Support from named wealth managers gives WealthAi early external backing as it tries to build credibility in a market that remains cautious about artificial intelligence in regulated functions. Firms have been more willing to use AI for administrative tasks than in areas directly involving surveillance, record-keeping and regulatory reporting.

Philip Dench, Head of Risk & Compliance at Saranac Partners, said: “WealthAi has the potential to revolutionise compliance monitoring and risk management, saving an incredible amount of time spent manually searching for key data.”

Penny Rooney, Compliance Director at Patronus Partners, added: “WealthAi aims to help compliance teams focus on the higher value key tasks by gathering data and automating workflows that can be time consuming. This offers the promise of far greater focus on proactive support of the business, with confidence in the data governance and robustness of the process.”

WealthAi said the compliance product is designed to fit into existing workflows rather than replace them outright.

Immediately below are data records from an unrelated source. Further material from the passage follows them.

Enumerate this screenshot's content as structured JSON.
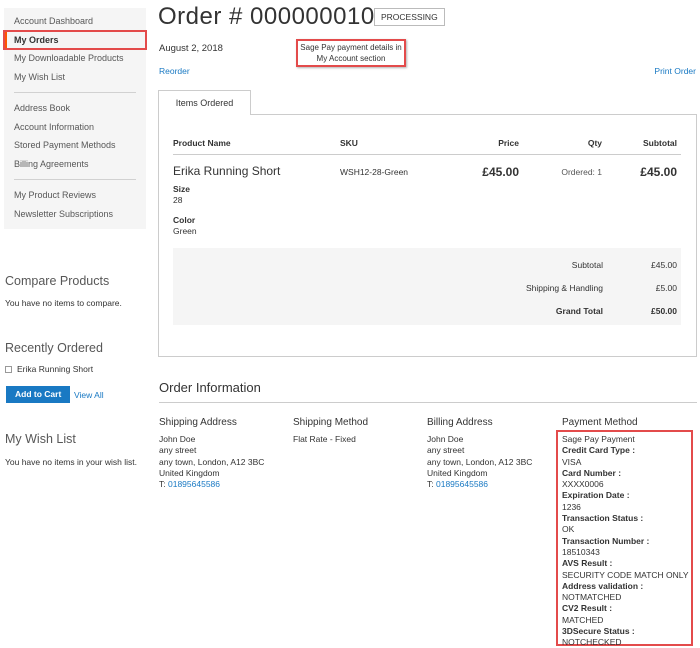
{
  "sidebar": {
    "items_group1": [
      "Account Dashboard",
      "My Orders",
      "My Downloadable Products",
      "My Wish List"
    ],
    "items_group2": [
      "Address Book",
      "Account Information",
      "Stored Payment Methods",
      "Billing Agreements"
    ],
    "items_group3": [
      "My Product Reviews",
      "Newsletter Subscriptions"
    ],
    "current": "My Orders"
  },
  "compare": {
    "title": "Compare Products",
    "empty": "You have no items to compare."
  },
  "recently_ordered": {
    "title": "Recently Ordered",
    "item": "Erika Running Short",
    "add_to_cart": "Add to Cart",
    "view_all": "View All"
  },
  "wishlist": {
    "title": "My Wish List",
    "empty": "You have no items in your wish list."
  },
  "order": {
    "title": "Order # 000000010",
    "status": "PROCESSING",
    "date": "August 2, 2018",
    "reorder": "Reorder",
    "print": "Print Order",
    "annotation_line1": "Sage Pay payment details in",
    "annotation_line2": "My Account section"
  },
  "tab": {
    "label": "Items Ordered"
  },
  "table": {
    "headers": {
      "name": "Product Name",
      "sku": "SKU",
      "price": "Price",
      "qty": "Qty",
      "subtotal": "Subtotal"
    },
    "row": {
      "name": "Erika Running Short",
      "sku": "WSH12-28-Green",
      "price": "£45.00",
      "qty": "Ordered: 1",
      "subtotal": "£45.00",
      "opt1_label": "Size",
      "opt1_value": "28",
      "opt2_label": "Color",
      "opt2_value": "Green"
    }
  },
  "totals": {
    "subtotal_label": "Subtotal",
    "subtotal": "£45.00",
    "shipping_label": "Shipping & Handling",
    "shipping": "£5.00",
    "grand_label": "Grand Total",
    "grand": "£50.00"
  },
  "info": {
    "title": "Order Information",
    "shipping_address": {
      "title": "Shipping Address",
      "lines": [
        "John Doe",
        "any street",
        "any town, London, A12 3BC",
        "United Kingdom"
      ],
      "phone_prefix": "T:",
      "phone": "01895645586"
    },
    "shipping_method": {
      "title": "Shipping Method",
      "value": "Flat Rate - Fixed"
    },
    "billing_address": {
      "title": "Billing Address",
      "lines": [
        "John Doe",
        "any street",
        "any town, London, A12 3BC",
        "United Kingdom"
      ],
      "phone_prefix": "T:",
      "phone": "01895645586"
    },
    "payment": {
      "title": "Payment Method",
      "name": "Sage Pay Payment",
      "fields": [
        {
          "label": "Credit Card Type :",
          "value": "VISA"
        },
        {
          "label": "Card Number :",
          "value": "XXXX0006"
        },
        {
          "label": "Expiration Date :",
          "value": "1236"
        },
        {
          "label": "Transaction Status :",
          "value": "OK"
        },
        {
          "label": "Transaction Number :",
          "value": "18510343"
        },
        {
          "label": "AVS Result :",
          "value": "SECURITY CODE MATCH ONLY"
        },
        {
          "label": "Address validation :",
          "value": "NOTMATCHED"
        },
        {
          "label": "CV2 Result :",
          "value": "MATCHED"
        },
        {
          "label": "3DSecure Status :",
          "value": "NOTCHECKED"
        }
      ]
    }
  },
  "colors": {
    "link": "#1979c3",
    "highlight": "#e34b4b",
    "accent": "#ff5501"
  }
}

The wider platform includes tools for portfolio managers and a desktop assistant that links staff to different AI agents across front, middle and back-office work.

The business also offers access to third-party data and service providers through its marketplace and says its data layer connects to more than 250 custodians and banks. Investors include Fuel Ventures and Founders Factory.

The launch places WealthAi in a fast-growing area of financial technology, as firms try to apply artificial intelligence to surveillance, risk management and operational control without removing human oversight from regulated decisions.